White or Off-White Cardstock
Corn Husk Colored Cardstock
Piece of Scrap Chipboard/Cardboard
Glue Dots or Hot Glue
Wooden Embroidery Hoop
Surface Covering (VERY IMPORTANT)
My supplies ended up being cardstock from American Crafts (cream) and the pale green that was embossed with a texture from Cordinations, paint from Ranger (a yellow, orange, red, and brown), along with a scrap of bubble wrap, lint roller from my sewing supplies, and a misc paint brush.
These supplies were easily gathered from my stash which is always a bonus on the frugality, but would also be very inexpensive to pop into a local craft store and pick up.
Once we had all of our supplies laid out, Tyler got to work on our background paper for the ears of indian corn by randomly applying our colors of paint on different areas of the bubble wrap covered lint roller. I did suggest to him that he not over lap the paint colors too much as they would mix and would end up the same color. This reminder was somewhat useful.
Once the paint mostly covered Tyler's roller, he rolled all over the paper until the entire piece of cardstock was covered with tiny dots or kernels of corn.
While the paint was drying, I created a cardboard template for the ears of corn.
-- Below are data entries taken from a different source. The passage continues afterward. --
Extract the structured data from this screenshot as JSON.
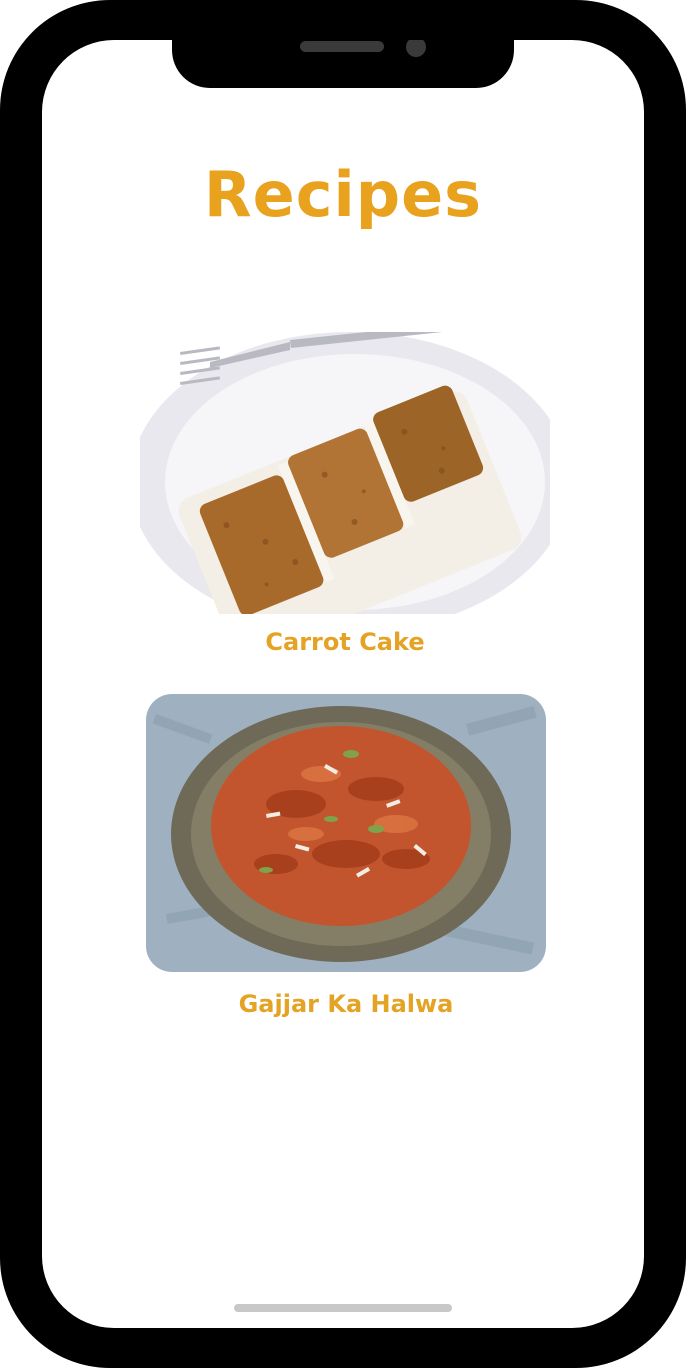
{
  "app": {
    "title": "Recipes"
  },
  "recipes": [
    {
      "name": "Carrot Cake",
      "image_subject": "carrot-cake-slice"
    },
    {
      "name": "Gajjar Ka Halwa",
      "image_subject": "gajjar-ka-halwa-bowl"
    }
  ],
  "colors": {
    "accent": "#e8a21e",
    "frame": "#000000",
    "screen": "#ffffff"
  }
}
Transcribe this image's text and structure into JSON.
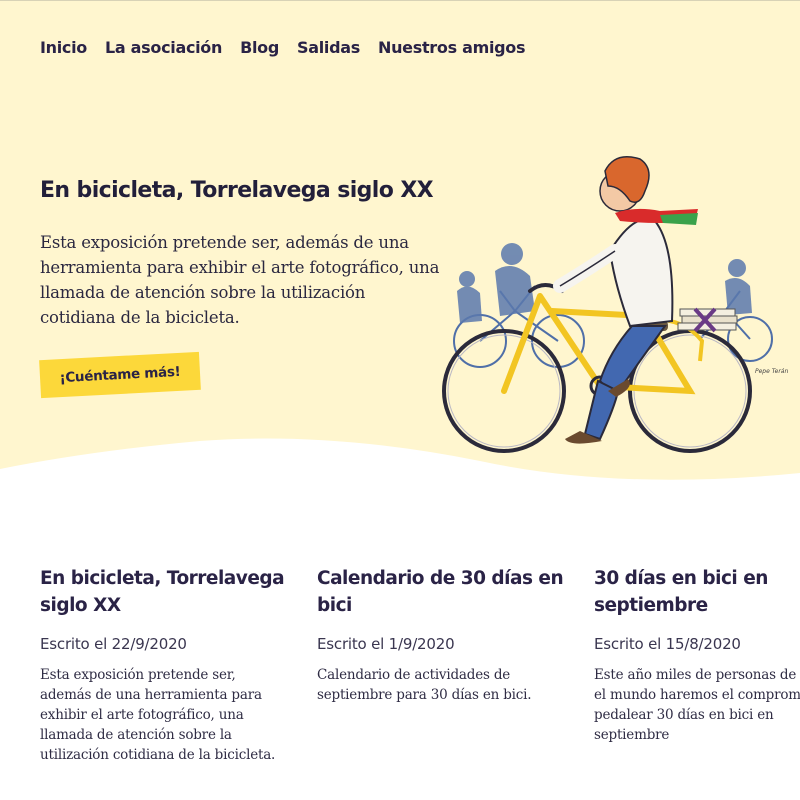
{
  "nav": {
    "items": [
      "Inicio",
      "La asociación",
      "Blog",
      "Salidas",
      "Nuestros amigos"
    ]
  },
  "hero": {
    "title": "En bicicleta, Torrelavega siglo XX",
    "text": "Esta exposición pretende ser, además de una herramienta para exhibir el arte fotográfico, una llamada de atención sobre la utilización cotidiana de la bicicleta.",
    "cta_label": "¡Cuéntame más!",
    "illustration_signature": "Pepe Terán"
  },
  "posts": [
    {
      "title": "En bicicleta, Torrelavega siglo XX",
      "date": "Escrito el 22/9/2020",
      "excerpt": "Esta exposición pretende ser, además de una herramienta para exhibir el arte fotográfico, una llamada de atención sobre la utilización cotidiana de la bicicleta."
    },
    {
      "title": "Calendario de 30 días en bici",
      "date": "Escrito el 1/9/2020",
      "excerpt": "Calendario de actividades de septiembre para 30 días en bici."
    },
    {
      "title": "30 días en bici en septiembre",
      "date": "Escrito el 15/8/2020",
      "excerpt": "Este año miles de personas de todo el mundo haremos el compromiso de pedalear 30 días en bici en septiembre"
    }
  ],
  "colors": {
    "hero_background": "#fff6cf",
    "cta_background": "#fcd83a",
    "text_dark": "#221f3a",
    "bike_yellow": "#f2c522",
    "bike_blue": "#4f6fa8"
  }
}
Once the paint had completely dried, Tyler turned the cardstock over and traced the ears of corn. He got 6 ears from each piece of 12x12 paper he made.
I helped Tyler a bit more at this point and we free handed the husks of our ears of corn. he helped with placement and I trimmed the shape. Once our ears of corn were completed we mostly symmetrically attached them to the inner frame of an embroidery hoop with glue dots. I highly recommend adhesives such as glue dots when working with kiddos.
After adding some ribbon from our stash, our new wreath was ready to hang and enjoy. We even have about a dozen more ears of indian corn to use to either decorate our Thanksgiving table, use as place cards, or even dish markers during our Thanksgiving festivities.
While I did this craft with our 8 year old son, I do feel it can be done with younger children with just as little frustration. Very fun and very memorable craft to share!